Look who came home with me on the L train from Brooklyn this weekend.
Everyone, this is Vintage Lane End Table. Vintage Lane End Table, this is everyone.
I’ve been looking desperately for a good flea market. The old fashioned kind, where the vendors have missing teeth, crazy old ladies haggle until they’re red in the face over a jar of buttons, and stuff smells funky. I tried a few. The Brooklyn Flea: too crafty. PS 321: too small. Hell’s Kitchen: too expensive.
The Meeker Avenue Flea: just right. Well, not as podunk as I like them, but probably the closest thing I’m likely to find in NYC. Here are the reasons to love it:
1. It’s indoors, and there’s almost A/C. I know, I’m a pussy. But damn. It’s been hot.
2. They’re open 7 days a week until 7 p.m. This means there’s basically no strategic day to go, or time frame. This is good news for people who operate on chronically erratic sleep schedules and spend their days being generally indecisive. That’s a respectful amount of time to decide to haul your bones to the subway and still get there before they close.
3. Stray cats. One let me pick it up and snorgle it while I was haggling over another table. Did I get the table? No. Did the dealer get bored and walk away? Maybe. Was it worth it? Most def.
4. Funky smell. Breath through your mouth and linger in that really rank corner that people keep speeding through. There might be good stuff.
5. You can haggle. I used to be better at it when I was younger and I could kill them with cute. People would practically give me stuff. “You want this antique box, slightly sad, soft spoken, precious little boy? For you, five dollars.” And then I’d get it for two. Now, I just try to kill them with kindness, but it’s not quite as effective as being cute. “You catch more bees with honey than… anything else,” as my landlord once said.
Having said that, you shouldn’t go there. Cool stuff needs to be in my house, not yours.
It was all like a secret backroom deal. I find the table. The table has no price. The real vendor isn’t around. I walk over to one of the wonderful ladies running the joint, ask about the table while subtly pointing out the chipped veneer and water damage. She looks conflicted. She quietly informs me that it used to be priced at $75, but (she leans in and whispers) since there wasn’t a sticker, how did 30 sound? We shook on it. She asked me my sign. Libra. I asked hers. Pisces.

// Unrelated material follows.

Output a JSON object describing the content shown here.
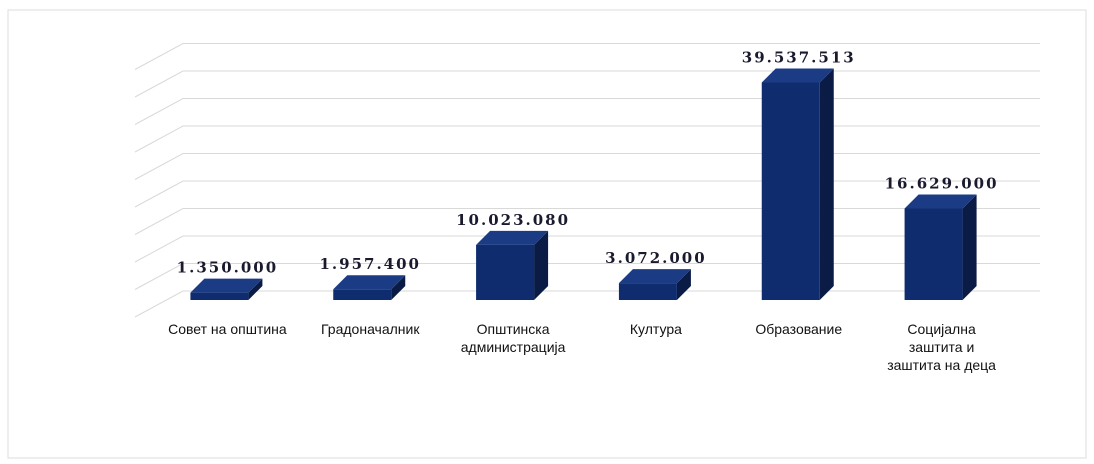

Listen, when that’s adjusted for Magical-New-York-City-Vintage-Wares-Inflation (MNYCVWI, it just rolls off the tongue, try it), I think I paid like 6 cents USD for it. Maybe 7. I probably could have gotten down to $25 if I worked at it, but I figured that since I plan to be back often, I didn’t want to be known as that lil bitch who haggled for five bucks. You gotta play these things smart, kids.

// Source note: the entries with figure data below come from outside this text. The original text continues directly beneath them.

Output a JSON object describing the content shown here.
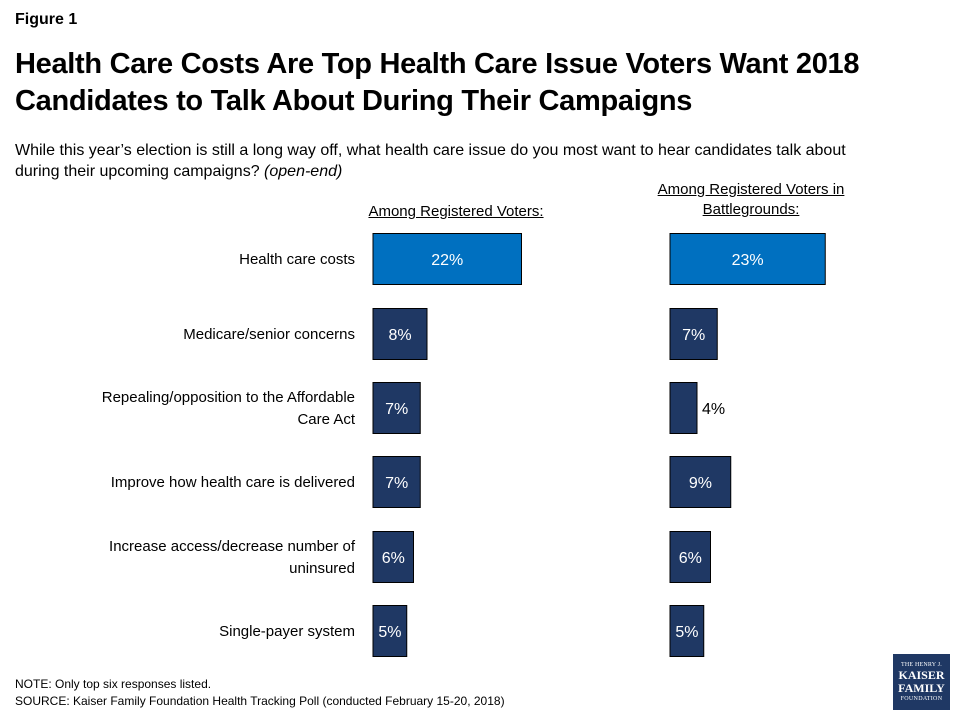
{
  "figure_label": "Figure 1",
  "title": "Health Care Costs Are Top Health Care Issue Voters Want 2018 Candidates to Talk About During Their Campaigns",
  "subtitle": "While this year’s election is still a long way off, what health care issue do you most want to hear candidates talk about during their upcoming campaigns?",
  "subtitle_paren": "(open-end)",
  "note": "NOTE: Only top six responses listed.",
  "source": "SOURCE: Kaiser Family Foundation Health Tracking Poll (conducted February 15-20, 2018)",
  "logo": {
    "line1": "THE HENRY J.",
    "line2": "KAISER",
    "line3": "FAMILY",
    "line4": "FOUNDATION"
  },
  "colors": {
    "highlight_bar": "#0070c0",
    "bar": "#1f3864",
    "bar_border": "#000000",
    "logo_bg": "#1f3864"
  },
  "chart_data": [
    {
      "type": "bar",
      "orientation": "horizontal",
      "title": "Among Registered Voters:",
      "unit": "%",
      "categories": [
        [
          "Health care costs"
        ],
        [
          "Medicare/senior concerns"
        ],
        [
          "Repealing/opposition to the Affordable",
          "Care Act"
        ],
        [
          "Improve how health care is delivered"
        ],
        [
          "Increase access/decrease number of",
          "uninsured"
        ],
        [
          "Single-payer system"
        ]
      ],
      "values": [
        22,
        8,
        7,
        7,
        6,
        5
      ],
      "labels": [
        "22%",
        "8%",
        "7%",
        "7%",
        "6%",
        "5%"
      ],
      "highlight_index": 0
    },
    {
      "type": "bar",
      "orientation": "horizontal",
      "title": "Among Registered Voters in Battlegrounds:",
      "title_lines": [
        "Among Registered Voters in",
        "Battlegrounds:"
      ],
      "unit": "%",
      "categories": [
        [
          "Health care costs"
        ],
        [
          "Medicare/senior concerns"
        ],
        [
          "Repealing/opposition to the Affordable",
          "Care Act"
        ],
        [
          "Improve how health care is delivered"
        ],
        [
          "Increase access/decrease number of",
          "uninsured"
        ],
        [
          "Single-payer system"
        ]
      ],
      "values": [
        23,
        7,
        4,
        9,
        6,
        5
      ],
      "labels": [
        "23%",
        "7%",
        "4%",
        "9%",
        "6%",
        "5%"
      ],
      "highlight_index": 0
    }
  ]
}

When I got home, I slathered some tung oil on it and the dry wood looks a little better.
I looked up how to get rid of those rings and found this semi-interesting tidbit: apparently, those dark rings are cause by the iron in the water rusting after it seeps into and destroys your wood (veneer). See, we’re learning stuff. This also means that the only way to remove them is to sand and re-stain. Not gonna happen, at least right now. But when a lamp is on top, problem solved. And the chipped veneer isn’t noticeable when it’s facing the wall. So it’s essentially mint.

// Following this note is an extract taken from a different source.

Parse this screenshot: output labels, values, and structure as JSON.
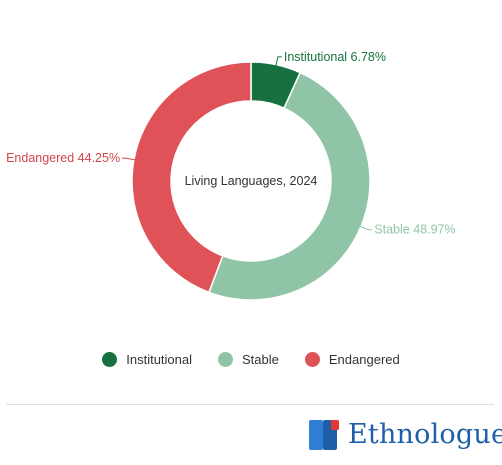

Oh, and you can sort of tell in the first photo that I lowered that little weaving over my desk about 2.5 inches. That was driving me nuts, and now that picture of the desk is everywhere (everywhere important, that is. If you want to write about it too, you can also be… important.). Speaking of:
Welcome, Re-Nest hippies! You love the environment, and so do I. Let’s be friends. What’s your sign?